Set in the Andean highlands under the smoke of volcano Tungurahua, Banos is one of Ecuador’s most enticing tourist destinations. The small city is hemmed in by luxuriant green peaks and adorned by a beautiful waterfall. The name Banos, which is Spanish for ‘baths of sacred water’, refers to the steaming thermal baths that the area is rich in and a number of professional massage studios have popped up making it a perfect place to relax. The natural surroundings have seen the city become something of an adventure capital and people flock here to hike, soak in the baths, ride mountain bikes, volcano watch and raft on the local rapids. Banos is also the gateway into the jungle and the downhill road leading east from town offers spectacular views of the Amazon Basin stretched out below.
Piercing blue skies contrast with blinding white salt as you drive across the flat lakebed. The area’s unusual landscape of mountains, active volcanoes, and geysers is like nowhere on earth. Salar de Uyuni is the world's largest salt flat at over 12,000 km² and is located in southwest Bolivia. It is the remains of an ancient salt lake and is estimated to contain 10 billion tons of salt! At certain times of year the rain causes an icy lake to form above it, and the reflections are literally incredible to look at, especially at sunset, making it difficult to tell where sky stops and ground begins.

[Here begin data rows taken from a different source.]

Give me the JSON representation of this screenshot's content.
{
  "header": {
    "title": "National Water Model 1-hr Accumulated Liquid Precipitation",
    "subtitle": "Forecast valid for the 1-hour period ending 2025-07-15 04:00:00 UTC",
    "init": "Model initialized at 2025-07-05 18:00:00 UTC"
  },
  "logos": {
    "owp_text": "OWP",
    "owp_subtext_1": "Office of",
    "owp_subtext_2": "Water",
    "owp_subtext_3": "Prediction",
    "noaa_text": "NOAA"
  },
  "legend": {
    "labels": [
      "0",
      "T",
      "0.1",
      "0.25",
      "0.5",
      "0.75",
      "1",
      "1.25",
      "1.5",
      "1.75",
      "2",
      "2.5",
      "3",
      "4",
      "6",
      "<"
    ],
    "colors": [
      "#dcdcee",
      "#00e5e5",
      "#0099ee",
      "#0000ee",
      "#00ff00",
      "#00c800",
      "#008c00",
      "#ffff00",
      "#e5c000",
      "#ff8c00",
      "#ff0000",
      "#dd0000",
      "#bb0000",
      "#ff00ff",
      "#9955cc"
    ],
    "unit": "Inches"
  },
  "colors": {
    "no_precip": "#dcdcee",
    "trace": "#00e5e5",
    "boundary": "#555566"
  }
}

Another must see is nearby Laguna Colorada a large red lagoon whose colour is the result of algae & plankton growth in the mineral-rich waters, and Laguna Verde a lake that owes its striking blue-green colour to high concentrations of lead, sulphur, copper and other minerals. You can see numerous geysers, boiling mud pools, thermal baths and Licancabúr volcano in the area.
Your first sight of La Paz is guaranteed to take your breath away. At a well-publicised altitude of 3660 metres, it’s one of the world’s highest capital cities. The imposing Mount Illimani looms in the background whilst below lies a valley full of sensational surprises. Buildings cling to the sides of the canyon that the city was built in and spill spectacularly downwards. Sprawling shantytowns give way to affluent high-rise apartments as the city’s central tree-lined thoroughfare runs through the downtown core. Here you’ll find grand government buildings, impressive museums, and vibrant markets, including the Witches’ Market where you can pick up anything from dried frogs to llama foetuses for Aymara rituals. The city has a burgeoning international cuisine and nightlife, and is best savoured over time.

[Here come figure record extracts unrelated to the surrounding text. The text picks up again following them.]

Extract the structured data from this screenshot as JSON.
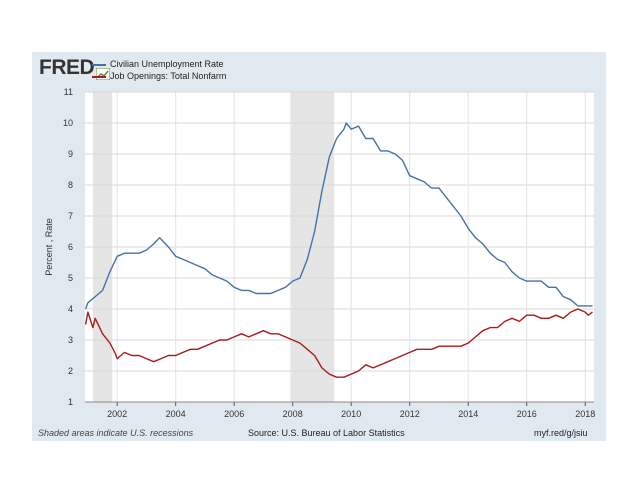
{
  "header": {
    "logo_text": "FRED",
    "logo_color": "#333333"
  },
  "chart_data": {
    "type": "line",
    "xlim": [
      2000.9,
      2018.3
    ],
    "ylim": [
      1,
      11
    ],
    "ylabel": "Percent , Rate",
    "xticks": [
      2002,
      2004,
      2006,
      2008,
      2010,
      2012,
      2014,
      2016,
      2018
    ],
    "yticks": [
      1,
      2,
      3,
      4,
      5,
      6,
      7,
      8,
      9,
      10,
      11
    ],
    "grid": true,
    "legend_position": "top-left",
    "recessions": [
      [
        2001.17,
        2001.83
      ],
      [
        2007.92,
        2009.42
      ]
    ],
    "series": [
      {
        "name": "Civilian Unemployment Rate",
        "color": "#4572a7",
        "points": [
          [
            2000.92,
            4.0
          ],
          [
            2001.0,
            4.2
          ],
          [
            2001.25,
            4.4
          ],
          [
            2001.5,
            4.6
          ],
          [
            2001.75,
            5.2
          ],
          [
            2002.0,
            5.7
          ],
          [
            2002.25,
            5.8
          ],
          [
            2002.5,
            5.8
          ],
          [
            2002.75,
            5.8
          ],
          [
            2003.0,
            5.9
          ],
          [
            2003.25,
            6.1
          ],
          [
            2003.45,
            6.3
          ],
          [
            2003.75,
            6.0
          ],
          [
            2004.0,
            5.7
          ],
          [
            2004.25,
            5.6
          ],
          [
            2004.5,
            5.5
          ],
          [
            2004.75,
            5.4
          ],
          [
            2005.0,
            5.3
          ],
          [
            2005.25,
            5.1
          ],
          [
            2005.5,
            5.0
          ],
          [
            2005.75,
            4.9
          ],
          [
            2006.0,
            4.7
          ],
          [
            2006.25,
            4.6
          ],
          [
            2006.5,
            4.6
          ],
          [
            2006.75,
            4.5
          ],
          [
            2007.0,
            4.5
          ],
          [
            2007.25,
            4.5
          ],
          [
            2007.5,
            4.6
          ],
          [
            2007.75,
            4.7
          ],
          [
            2008.0,
            4.9
          ],
          [
            2008.25,
            5.0
          ],
          [
            2008.5,
            5.6
          ],
          [
            2008.75,
            6.5
          ],
          [
            2009.0,
            7.8
          ],
          [
            2009.25,
            8.9
          ],
          [
            2009.5,
            9.5
          ],
          [
            2009.75,
            9.8
          ],
          [
            2009.83,
            10.0
          ],
          [
            2010.0,
            9.8
          ],
          [
            2010.25,
            9.9
          ],
          [
            2010.5,
            9.5
          ],
          [
            2010.75,
            9.5
          ],
          [
            2011.0,
            9.1
          ],
          [
            2011.25,
            9.1
          ],
          [
            2011.5,
            9.0
          ],
          [
            2011.75,
            8.8
          ],
          [
            2012.0,
            8.3
          ],
          [
            2012.25,
            8.2
          ],
          [
            2012.5,
            8.1
          ],
          [
            2012.75,
            7.9
          ],
          [
            2013.0,
            7.9
          ],
          [
            2013.25,
            7.6
          ],
          [
            2013.5,
            7.3
          ],
          [
            2013.75,
            7.0
          ],
          [
            2014.0,
            6.6
          ],
          [
            2014.25,
            6.3
          ],
          [
            2014.5,
            6.1
          ],
          [
            2014.75,
            5.8
          ],
          [
            2015.0,
            5.6
          ],
          [
            2015.25,
            5.5
          ],
          [
            2015.5,
            5.2
          ],
          [
            2015.75,
            5.0
          ],
          [
            2016.0,
            4.9
          ],
          [
            2016.25,
            4.9
          ],
          [
            2016.5,
            4.9
          ],
          [
            2016.75,
            4.7
          ],
          [
            2017.0,
            4.7
          ],
          [
            2017.25,
            4.4
          ],
          [
            2017.5,
            4.3
          ],
          [
            2017.75,
            4.1
          ],
          [
            2018.0,
            4.1
          ],
          [
            2018.25,
            4.1
          ]
        ]
      },
      {
        "name": "Job Openings: Total Nonfarm",
        "color": "#aa1b1b",
        "points": [
          [
            2000.92,
            3.5
          ],
          [
            2001.0,
            3.9
          ],
          [
            2001.17,
            3.4
          ],
          [
            2001.25,
            3.7
          ],
          [
            2001.5,
            3.2
          ],
          [
            2001.75,
            2.9
          ],
          [
            2001.92,
            2.6
          ],
          [
            2002.0,
            2.4
          ],
          [
            2002.25,
            2.6
          ],
          [
            2002.5,
            2.5
          ],
          [
            2002.75,
            2.5
          ],
          [
            2003.0,
            2.4
          ],
          [
            2003.25,
            2.3
          ],
          [
            2003.5,
            2.4
          ],
          [
            2003.75,
            2.5
          ],
          [
            2004.0,
            2.5
          ],
          [
            2004.25,
            2.6
          ],
          [
            2004.5,
            2.7
          ],
          [
            2004.75,
            2.7
          ],
          [
            2005.0,
            2.8
          ],
          [
            2005.25,
            2.9
          ],
          [
            2005.5,
            3.0
          ],
          [
            2005.75,
            3.0
          ],
          [
            2006.0,
            3.1
          ],
          [
            2006.25,
            3.2
          ],
          [
            2006.5,
            3.1
          ],
          [
            2006.75,
            3.2
          ],
          [
            2007.0,
            3.3
          ],
          [
            2007.25,
            3.2
          ],
          [
            2007.5,
            3.2
          ],
          [
            2007.75,
            3.1
          ],
          [
            2008.0,
            3.0
          ],
          [
            2008.25,
            2.9
          ],
          [
            2008.5,
            2.7
          ],
          [
            2008.75,
            2.5
          ],
          [
            2009.0,
            2.1
          ],
          [
            2009.25,
            1.9
          ],
          [
            2009.5,
            1.8
          ],
          [
            2009.75,
            1.8
          ],
          [
            2010.0,
            1.9
          ],
          [
            2010.25,
            2.0
          ],
          [
            2010.5,
            2.2
          ],
          [
            2010.75,
            2.1
          ],
          [
            2011.0,
            2.2
          ],
          [
            2011.25,
            2.3
          ],
          [
            2011.5,
            2.4
          ],
          [
            2011.75,
            2.5
          ],
          [
            2012.0,
            2.6
          ],
          [
            2012.25,
            2.7
          ],
          [
            2012.5,
            2.7
          ],
          [
            2012.75,
            2.7
          ],
          [
            2013.0,
            2.8
          ],
          [
            2013.25,
            2.8
          ],
          [
            2013.5,
            2.8
          ],
          [
            2013.75,
            2.8
          ],
          [
            2014.0,
            2.9
          ],
          [
            2014.25,
            3.1
          ],
          [
            2014.5,
            3.3
          ],
          [
            2014.75,
            3.4
          ],
          [
            2015.0,
            3.4
          ],
          [
            2015.25,
            3.6
          ],
          [
            2015.5,
            3.7
          ],
          [
            2015.75,
            3.6
          ],
          [
            2016.0,
            3.8
          ],
          [
            2016.25,
            3.8
          ],
          [
            2016.5,
            3.7
          ],
          [
            2016.75,
            3.7
          ],
          [
            2017.0,
            3.8
          ],
          [
            2017.25,
            3.7
          ],
          [
            2017.5,
            3.9
          ],
          [
            2017.75,
            4.0
          ],
          [
            2018.0,
            3.9
          ],
          [
            2018.1,
            3.8
          ],
          [
            2018.25,
            3.9
          ]
        ]
      }
    ]
  },
  "footer": {
    "note": "Shaded areas indicate U.S. recessions",
    "source": "Source: U.S. Bureau of Labor Statistics",
    "link": "myf.red/g/jsiu"
  }
}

The city of Potosi with its grand churches, ornate colonial architecture and friendly locals is a real delight, but this is not what really brings visitors here. Founded in 1545 by the Spanish conquistadors, Potosi’s story is wholly tied to the silver ore discovered here. The city was once one of South America’s largest and wealthiest and the mines of the Cerro Rico are the richest mines in all of world history. A visit to Potosi isn’t complete without a trip to one of the cooperative mines that are still in operation today. Here you’ll see that working conditions have changed very little since colonial times and get the chance to meet the miners that work in these extreme conditions. Visit the Miner’s Market where you can buy gifts for the miners before heading into the warren of mines where these men spend their working hours.